I walked over and said (loudly), Excuse me! That’s not your chair!
Again, the child moved, but didn’t exhibit one bit of embarrassment or remorse. Apparently, every empty chair is for a kid to sit in.
In no instance when a child has plopped down in my chair has an adult responsible for the kid said, What are you doing? or Don’t sit in the lady’s chair. or That chair doesn’t belong to you. or We don’t sit in chairs that don’t belong to us. Nothing. I’m convinced the majority of parents and adult guardians will allow the children in their care to do anything if it garners them a moment’s peace.
One morning as I walked across the roadway to pick up a piece of trash, a young woman approached my co-worker to pay her parking fee. A little boy (about eight years old) was with her. The kid was running around, and the young woman (his mother? his sister? his babysitter?) was paying absolutely no attention to him.
I saw the kid eyeing my chair, so I hustled over and sat my butt down in it.
As I sat, I heard the boy say, something, something, chair!
This is my chair, I said,
The boy said, I would like to have a chair like that.
You better get a job, I told him. (Oh, how my co-worker burst out laughing when I recounted this part of the story.)

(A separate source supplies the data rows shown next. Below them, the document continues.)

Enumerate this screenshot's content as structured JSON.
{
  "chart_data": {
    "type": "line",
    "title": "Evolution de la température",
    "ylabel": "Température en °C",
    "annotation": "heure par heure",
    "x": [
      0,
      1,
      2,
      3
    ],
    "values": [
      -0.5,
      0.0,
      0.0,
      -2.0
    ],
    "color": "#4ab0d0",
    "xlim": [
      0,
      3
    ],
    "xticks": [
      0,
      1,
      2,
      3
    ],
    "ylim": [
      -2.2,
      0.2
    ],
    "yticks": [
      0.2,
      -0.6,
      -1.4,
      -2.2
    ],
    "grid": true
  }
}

The kid physically recoiled from me. Who could blame him? I don’t want a job either. But to get a nice chair like mine, he’s going to need money, and to get money, he’s going to need a job. (Of course, I got my chair from a free pile, but I wasn’t going to give the kid that information and get his hopes up. To read about the free pile where I got my chair, go here: http://www.rubbertrampartist.com/2016/01/25/the-free-pile-at-the-rtr/.)
“Isn’t every chair my chair?” Of course it is! He also owns the air he breathes, as do his parents. Lv, Auntie M
Well, yes, the air belongs to everyone. But only my ass owns that chair. (I can hear my hippy lesbian friends from the days of old saying, “You can’t own a chair!”) I would be less possessive of the chair if I thought entitled children would care for it as I do. But I suspect they will not. And I suspect the parents will not offer to replace it if a child destroys it. And with that collage on it, it’s actually irreplaceable.
To be fair, it does look like a comfy chair
It IS a comfy chair!
A couple of years ago, a friend was participating in a fund-raising event. She was talking to someone, and when she turned to reach for a flyer to give to the person, there was a kid sitting in her chair AND drinking out of her cup! I don’t think many parents teach their kids any manners at all!
ooooo! gross! kid cooties!
Lest you think I am a terrible monster, I would never be upset by an old or sick person sitting in my chair. An elderly lady did plop into my chair once, and I didn’t even blink. It’s the lazy children and their oblivious parents who make me mad.